Abstract | November 8, 2021

It’s Time to B. Cereus: Bacillus-derived Fatal Hemorrhagic Bullous Soft Tissue Necrosis

Presenting Author: Jeremy Hess, DO, Chief Resident, Department of Medicine, New Hanover Regional Medical Center, Wilmington, NC, Wilmington, NC

Coauthors: Meredith Holt, DO, Internal Medicine, PGY1, New Hanover Regional Medical Center, Wilmington, NC; Sahil Dadoo, MS3, UNC School of Medicine, Chapel Hill, NC; Michael Pietrangelo, DO, Internal Medicine, PGY3, New Hanover Regional Medical Center, Wilmington, NC

Learning Objectives

  1. Describe a non-gastroenterological manifestation of bacillus cereus infections and specific risk factors for this particular pathogen. 
  2. Outline appropriate early treatment for necrotizing soft tissue infections. 

Introduction: Bacillus cereus is a gram-positive, spore-forming, facultative, aerobic rod that is ubiquitous in the environment and is traditionally associated with toxin-mediated emetic and diarrheal illness that results from consuming improperly stored food. While mainly associated with food poisoning, it can cause a variety of systemic and local infections. 
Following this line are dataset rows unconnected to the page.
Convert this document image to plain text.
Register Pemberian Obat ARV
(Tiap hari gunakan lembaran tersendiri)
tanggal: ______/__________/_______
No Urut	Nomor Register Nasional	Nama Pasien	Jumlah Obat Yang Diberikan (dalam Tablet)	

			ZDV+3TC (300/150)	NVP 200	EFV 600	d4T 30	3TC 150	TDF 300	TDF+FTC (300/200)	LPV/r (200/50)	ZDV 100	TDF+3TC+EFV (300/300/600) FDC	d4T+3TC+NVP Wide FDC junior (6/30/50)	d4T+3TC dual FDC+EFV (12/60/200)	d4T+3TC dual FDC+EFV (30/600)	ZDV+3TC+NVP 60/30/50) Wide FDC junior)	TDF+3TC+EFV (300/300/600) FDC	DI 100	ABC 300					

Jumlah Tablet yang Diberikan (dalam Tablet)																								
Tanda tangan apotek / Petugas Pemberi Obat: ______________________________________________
Case: 63-year-old female with history of hemochromatosis and total right hip arthroplasty 10 months prior presented with complaints of worsening right hip pain for the past 2 weeks since falling from standing height. Initial vitals were BP 82/51, HR 100, RR 26, temperature 94.6F, SpO2 100% on room air. Exam revealed a mildly tender small area of ecchymosis to the right medial thigh without fluctuance or erythema. Labs were significant for WBC 3.2K/uL with 53% bandemia, hemoglobin 7.4g/dL, lactic acid 11.9 mmol/L, and ferritin 1,807ng/mL. CT right hip showed no acute pathology. Patient was admitted to the ICU with norepinephrine gtt, broad-spectrum IV antibiotics, and volume resuscitation. Blood cultures resulted positive for bacillus cereus in 2/4 bottles in 1/2 sets. Over the next day patient had a persistent lactic acidosis despite continuous renal replacement therapy, and developed blood-filled bullous lesions to her right thigh raising concern for necrotizing infection. Bedside fasciotomy was performed discovering dusky-appearing, necrotic tissue with serous fluid collections in multiple thigh compartments. Deemed too unstable for complete debridement, family elected for comfort care, expiring around 48 hours from time of admission. 

Final diagnosis: Hemorrhagic bullous lesions and necrotizing soft tissue infection due to Bacillus cereus 

Discussion: Uniquely presented is a B. cereus bacteremia that originated from rapidly progressing, fatal necrotizing soft tissue infection despite lack of penetrating trauma and appropriate antibiotic coverage. Iron overload from hemochromatosis is hypothesized as a risk factor for b. cereus infections due to NEAT surface transporter protein upregulation.